On a frigid bright day in January, our baby girl was born. The Paris Peace Conference started the same day, and we took this as a sign she would be a calm baby. That proved to be true. She was fair-colored and resembled Edward more than me. Her eyes were hazel and she had tufts of light brown hair. I claimed the whorl on the back of her head was mine, as well as the faint blue birthmark on her rump, which many Chinese babies had. The curves and lobes of her delicate leaflike ears matched Edward’s. I claimed her rounded chin. Edward said that when she frowned in her sleep, she looked like me when I was worried. I said that when her nostrils flared, she looked like him when food arrived on the table. Edward pronounced her “the most perfect replica of the most perfect woman in all eternity.” And upon receiving that love-soaked endearment, I asked him to choose our baby’s name. He thought for two days. The name would be part of our new family legacy, he said. Bosson would not be her inheritance.
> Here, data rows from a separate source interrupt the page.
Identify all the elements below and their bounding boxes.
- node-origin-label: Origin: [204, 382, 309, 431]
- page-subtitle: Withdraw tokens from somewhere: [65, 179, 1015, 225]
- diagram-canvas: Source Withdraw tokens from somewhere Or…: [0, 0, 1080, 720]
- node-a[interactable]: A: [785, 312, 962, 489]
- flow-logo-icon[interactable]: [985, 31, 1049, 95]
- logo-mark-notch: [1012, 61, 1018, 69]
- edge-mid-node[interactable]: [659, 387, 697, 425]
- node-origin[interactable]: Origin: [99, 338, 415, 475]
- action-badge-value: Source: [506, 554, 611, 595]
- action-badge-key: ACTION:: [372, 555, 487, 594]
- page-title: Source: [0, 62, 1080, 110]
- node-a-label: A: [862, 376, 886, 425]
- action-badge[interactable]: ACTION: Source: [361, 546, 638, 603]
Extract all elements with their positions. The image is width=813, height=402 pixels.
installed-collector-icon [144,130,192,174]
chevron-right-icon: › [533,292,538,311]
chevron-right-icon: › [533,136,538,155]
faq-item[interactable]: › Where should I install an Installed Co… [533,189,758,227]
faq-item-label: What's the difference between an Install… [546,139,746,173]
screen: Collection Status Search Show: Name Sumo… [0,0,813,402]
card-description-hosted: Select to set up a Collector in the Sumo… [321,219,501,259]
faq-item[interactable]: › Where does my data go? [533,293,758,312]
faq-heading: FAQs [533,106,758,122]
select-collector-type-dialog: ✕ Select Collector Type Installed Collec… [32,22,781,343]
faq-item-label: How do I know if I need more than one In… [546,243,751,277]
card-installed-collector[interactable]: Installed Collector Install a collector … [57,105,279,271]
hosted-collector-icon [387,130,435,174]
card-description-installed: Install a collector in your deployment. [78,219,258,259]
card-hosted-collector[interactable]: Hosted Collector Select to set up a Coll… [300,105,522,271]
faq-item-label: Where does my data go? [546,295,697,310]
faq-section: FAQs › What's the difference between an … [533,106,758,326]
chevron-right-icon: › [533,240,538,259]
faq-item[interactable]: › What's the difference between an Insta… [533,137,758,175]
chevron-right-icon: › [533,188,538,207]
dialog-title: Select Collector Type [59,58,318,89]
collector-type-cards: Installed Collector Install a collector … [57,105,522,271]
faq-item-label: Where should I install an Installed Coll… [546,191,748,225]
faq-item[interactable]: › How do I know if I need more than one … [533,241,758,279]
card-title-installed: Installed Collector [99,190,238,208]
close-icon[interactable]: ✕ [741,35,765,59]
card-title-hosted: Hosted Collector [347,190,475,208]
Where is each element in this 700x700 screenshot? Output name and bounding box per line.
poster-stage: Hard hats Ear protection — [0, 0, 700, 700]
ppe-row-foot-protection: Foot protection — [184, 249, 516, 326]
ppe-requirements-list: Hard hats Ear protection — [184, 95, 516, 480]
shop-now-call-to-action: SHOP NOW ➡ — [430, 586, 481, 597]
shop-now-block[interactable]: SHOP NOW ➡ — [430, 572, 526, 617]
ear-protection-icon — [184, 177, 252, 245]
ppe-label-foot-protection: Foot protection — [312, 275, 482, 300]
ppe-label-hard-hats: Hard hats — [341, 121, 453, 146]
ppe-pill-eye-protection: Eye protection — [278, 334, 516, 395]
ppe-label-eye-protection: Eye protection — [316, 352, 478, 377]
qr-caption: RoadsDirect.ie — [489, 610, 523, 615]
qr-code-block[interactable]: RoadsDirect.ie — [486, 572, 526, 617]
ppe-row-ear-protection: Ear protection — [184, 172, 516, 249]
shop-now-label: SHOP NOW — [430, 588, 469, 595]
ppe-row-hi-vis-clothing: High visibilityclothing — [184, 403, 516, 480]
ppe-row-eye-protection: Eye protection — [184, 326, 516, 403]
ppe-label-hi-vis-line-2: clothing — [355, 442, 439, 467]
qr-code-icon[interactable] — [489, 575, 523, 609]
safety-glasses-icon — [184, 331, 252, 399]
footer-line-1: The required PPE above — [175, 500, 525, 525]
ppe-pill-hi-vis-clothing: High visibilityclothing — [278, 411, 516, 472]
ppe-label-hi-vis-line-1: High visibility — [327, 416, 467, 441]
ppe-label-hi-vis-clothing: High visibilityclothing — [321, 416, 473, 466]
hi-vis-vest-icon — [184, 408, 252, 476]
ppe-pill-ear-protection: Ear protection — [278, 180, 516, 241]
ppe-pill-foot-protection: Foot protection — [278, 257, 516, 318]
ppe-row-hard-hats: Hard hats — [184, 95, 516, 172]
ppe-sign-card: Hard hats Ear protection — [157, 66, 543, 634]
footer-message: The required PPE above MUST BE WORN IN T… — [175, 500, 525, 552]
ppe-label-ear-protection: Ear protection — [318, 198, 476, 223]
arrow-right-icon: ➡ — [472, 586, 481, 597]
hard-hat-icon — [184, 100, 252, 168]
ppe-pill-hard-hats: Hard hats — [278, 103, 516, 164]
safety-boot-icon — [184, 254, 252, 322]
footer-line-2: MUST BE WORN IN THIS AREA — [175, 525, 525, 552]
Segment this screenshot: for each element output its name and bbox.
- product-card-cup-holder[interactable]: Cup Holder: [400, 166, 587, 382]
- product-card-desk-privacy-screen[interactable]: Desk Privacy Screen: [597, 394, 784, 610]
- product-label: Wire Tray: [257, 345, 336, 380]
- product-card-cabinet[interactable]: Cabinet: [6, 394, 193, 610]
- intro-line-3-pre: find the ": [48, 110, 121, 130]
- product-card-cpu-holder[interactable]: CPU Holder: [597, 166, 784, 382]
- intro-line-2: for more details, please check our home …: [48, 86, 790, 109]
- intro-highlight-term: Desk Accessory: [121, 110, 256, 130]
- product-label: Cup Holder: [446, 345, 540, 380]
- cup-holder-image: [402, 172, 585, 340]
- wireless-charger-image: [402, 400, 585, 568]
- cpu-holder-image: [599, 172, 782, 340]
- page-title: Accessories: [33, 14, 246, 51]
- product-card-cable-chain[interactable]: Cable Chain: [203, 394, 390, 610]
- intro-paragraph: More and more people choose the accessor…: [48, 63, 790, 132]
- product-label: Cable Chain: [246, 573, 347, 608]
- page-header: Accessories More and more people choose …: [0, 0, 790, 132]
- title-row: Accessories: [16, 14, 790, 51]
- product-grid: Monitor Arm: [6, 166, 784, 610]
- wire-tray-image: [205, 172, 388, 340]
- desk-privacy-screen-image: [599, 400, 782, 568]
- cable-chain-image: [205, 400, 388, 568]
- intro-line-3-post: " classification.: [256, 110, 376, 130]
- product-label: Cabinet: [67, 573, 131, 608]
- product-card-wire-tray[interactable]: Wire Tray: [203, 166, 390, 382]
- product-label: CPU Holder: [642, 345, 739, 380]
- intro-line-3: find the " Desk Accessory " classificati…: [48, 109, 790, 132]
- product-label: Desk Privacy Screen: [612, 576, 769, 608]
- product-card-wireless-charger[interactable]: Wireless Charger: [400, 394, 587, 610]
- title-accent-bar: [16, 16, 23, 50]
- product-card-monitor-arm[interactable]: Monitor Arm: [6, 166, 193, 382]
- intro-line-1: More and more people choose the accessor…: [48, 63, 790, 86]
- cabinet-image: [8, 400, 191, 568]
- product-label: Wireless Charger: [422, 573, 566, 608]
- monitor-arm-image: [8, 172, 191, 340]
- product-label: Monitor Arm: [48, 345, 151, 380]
”Her name shall be Flora,” he said at last. “Violet and Little Flora.” He cradled her and brought his face close to her sleeping one. “My little Flora.”

I was secretly stricken. In courtesan houses, we were known as “flowers.” I had had mixed feelings all my life about my name. Violets were the flower my mother loved, a meager-faced one, easily trampled, that grew with little care. I had changed my name over the years, from Violet to Vivi and Zizi, and many nicknames in between. Now it had returned to me as Violet. It was like fate. I could not permanently change it. In the library the other day, I had been listening to an opera aria, the loveliest of them all. I read the accompanying pamphlet tucked into the sleeve of the record. It was sung by the character Violetta, a courtesan, it said, and then added “and at this stage of her life, a fallen flower.”

Edward was singing sweetly in his tenor voice—”Flora! O Sweet Little Flora! Dewdrop in the morning. Rosebud in the afternoon … Look at her eyes!” he said. “See how alert they’ve become when I say her name. She recognizes it already. Little Flora, Little Flora.” How could I ask him to choose another name?

We could not bear to have Little Flora away from our sight and decided she would remain with us rather than in the nursery with the amah. In the middle of the night, I woke to her soft complaints and grunts, and lifted her from the bassinet by my side of the bed, and put her to my breast. I sang softly to her: “Flora, O Sweet Little Flora, dewdrop in the morning, rosebud in the afternoon.” She quieted and her eyes drifted until she found mine and there she remained. In that small moment of recognition, I found my greatest joy.